На следующий день после мессы, которую я отслужил без благословения старика, тот нарочито мягким тоном велел мне заменить его в качестве провожатого Розены на рынок. Мы бодро и деловито отправились рано поутру. Шли молча до самого рынка и глядели лишь на встречных да попутных прохожих или на проступающие из утренней дымки холмы. Она неспешно сделала все покупки. Около девяти мы двинулись обратно. Я шел впереди и раздвигал колючие кусты для Розены. Несмотря на груз и крутизну дороги, наверх мы шли быстро, освежаемые еще не жарким днем. Так мы прошли полпути, и в головах не было иных мыслей кроме того, как правильно поставить ногу среди камней, уступов и выступов. Розена первая нарушила молчание.

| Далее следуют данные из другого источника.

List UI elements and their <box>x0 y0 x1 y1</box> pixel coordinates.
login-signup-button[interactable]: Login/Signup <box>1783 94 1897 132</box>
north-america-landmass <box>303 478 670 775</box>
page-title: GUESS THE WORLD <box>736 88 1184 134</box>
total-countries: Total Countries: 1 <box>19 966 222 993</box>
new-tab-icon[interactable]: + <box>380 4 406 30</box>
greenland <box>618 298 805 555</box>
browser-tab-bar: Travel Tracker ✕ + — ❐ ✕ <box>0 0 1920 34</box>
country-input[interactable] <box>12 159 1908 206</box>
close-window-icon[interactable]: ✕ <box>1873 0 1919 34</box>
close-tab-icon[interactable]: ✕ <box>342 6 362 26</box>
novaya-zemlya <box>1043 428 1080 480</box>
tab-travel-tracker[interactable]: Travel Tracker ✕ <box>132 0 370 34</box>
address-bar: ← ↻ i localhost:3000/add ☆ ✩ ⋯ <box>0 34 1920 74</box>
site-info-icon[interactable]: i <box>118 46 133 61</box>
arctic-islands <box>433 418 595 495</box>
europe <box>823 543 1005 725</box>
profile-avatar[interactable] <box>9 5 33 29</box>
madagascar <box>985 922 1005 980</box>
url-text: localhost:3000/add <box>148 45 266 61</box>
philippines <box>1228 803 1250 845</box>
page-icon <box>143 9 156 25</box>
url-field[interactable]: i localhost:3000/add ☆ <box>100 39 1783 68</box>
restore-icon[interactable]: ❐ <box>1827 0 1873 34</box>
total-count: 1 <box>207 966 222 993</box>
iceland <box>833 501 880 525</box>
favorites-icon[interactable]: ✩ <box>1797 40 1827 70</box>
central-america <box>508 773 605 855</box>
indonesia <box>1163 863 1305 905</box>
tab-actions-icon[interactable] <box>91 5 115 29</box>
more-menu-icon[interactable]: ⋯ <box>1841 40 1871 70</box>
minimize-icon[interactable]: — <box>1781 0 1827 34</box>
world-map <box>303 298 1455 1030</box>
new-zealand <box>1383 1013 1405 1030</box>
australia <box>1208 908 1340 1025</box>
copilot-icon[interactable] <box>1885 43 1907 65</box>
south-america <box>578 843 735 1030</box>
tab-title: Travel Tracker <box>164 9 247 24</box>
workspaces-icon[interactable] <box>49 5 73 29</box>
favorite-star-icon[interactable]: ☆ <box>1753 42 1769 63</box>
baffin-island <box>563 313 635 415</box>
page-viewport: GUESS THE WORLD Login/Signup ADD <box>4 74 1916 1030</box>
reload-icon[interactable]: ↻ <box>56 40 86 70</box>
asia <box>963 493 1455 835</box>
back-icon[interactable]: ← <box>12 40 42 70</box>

— Ален, давай отдохнем минуточку.
— Как хочешь, дорогая Розеночка.
Я удивился собственным словам, опустил на землю провизию и обернулся. По щекам Розены стекали капли пота. Я вынул платок и нежно отер ей лицо. Она на миг оперлась о мое плечо, потом как бы спохватилась и уселась в тени на уступе скалы.
— А мы бодро прошагали, — сказала она.
— Да, даже пролетели как на крыльях.
— Это оттого, что мы сделали вчера?.. Почему ты не отвечаешь?
— Да, любовь моя.
Она поглядела на меня серьезно и удивленно. Губы и нос у нее подрагивали, а под платьем чувствовалось учащенное дыхание. Постепенно выражение ее лица из серьезного и строгого сделалось нежным и признательным.
— Я люблю тебя, Ален.
И она, пахнущая корицей, снова оказалась в моих объятиях. Мы уложили нашу поклажу в кусты и растянулись на траве. Я скользнул рукой под платье и, закрыв глаза, гладил ее тело кончиками пальцев, растопырив их, как клешни у краба. Рука двигалась от ног к груди, которая как бы восстала ото сна и приобрела четкую заостренность. Потом рука остановилась между ног, и ею, как глазами, я познавал и восхищался законченностью и совершенством формы: то был точильный круг для придания жизни блеска и остроты, то было чудо, возникшее у самых истоков жизни и даже до того, как появились на свете огонь и дождь, песок и ветер, а особенно гораздо раньше тех времен, когда появился некий миф, превративший эту часть женского тела в нечто ужасное. Под горным солнцем Розена снова раскрылась мне. Мой детородный орган, как блещущий и искусно выграненный алмаз, вошел в гармонию с ее изгибами, с золотым кольцом Розены.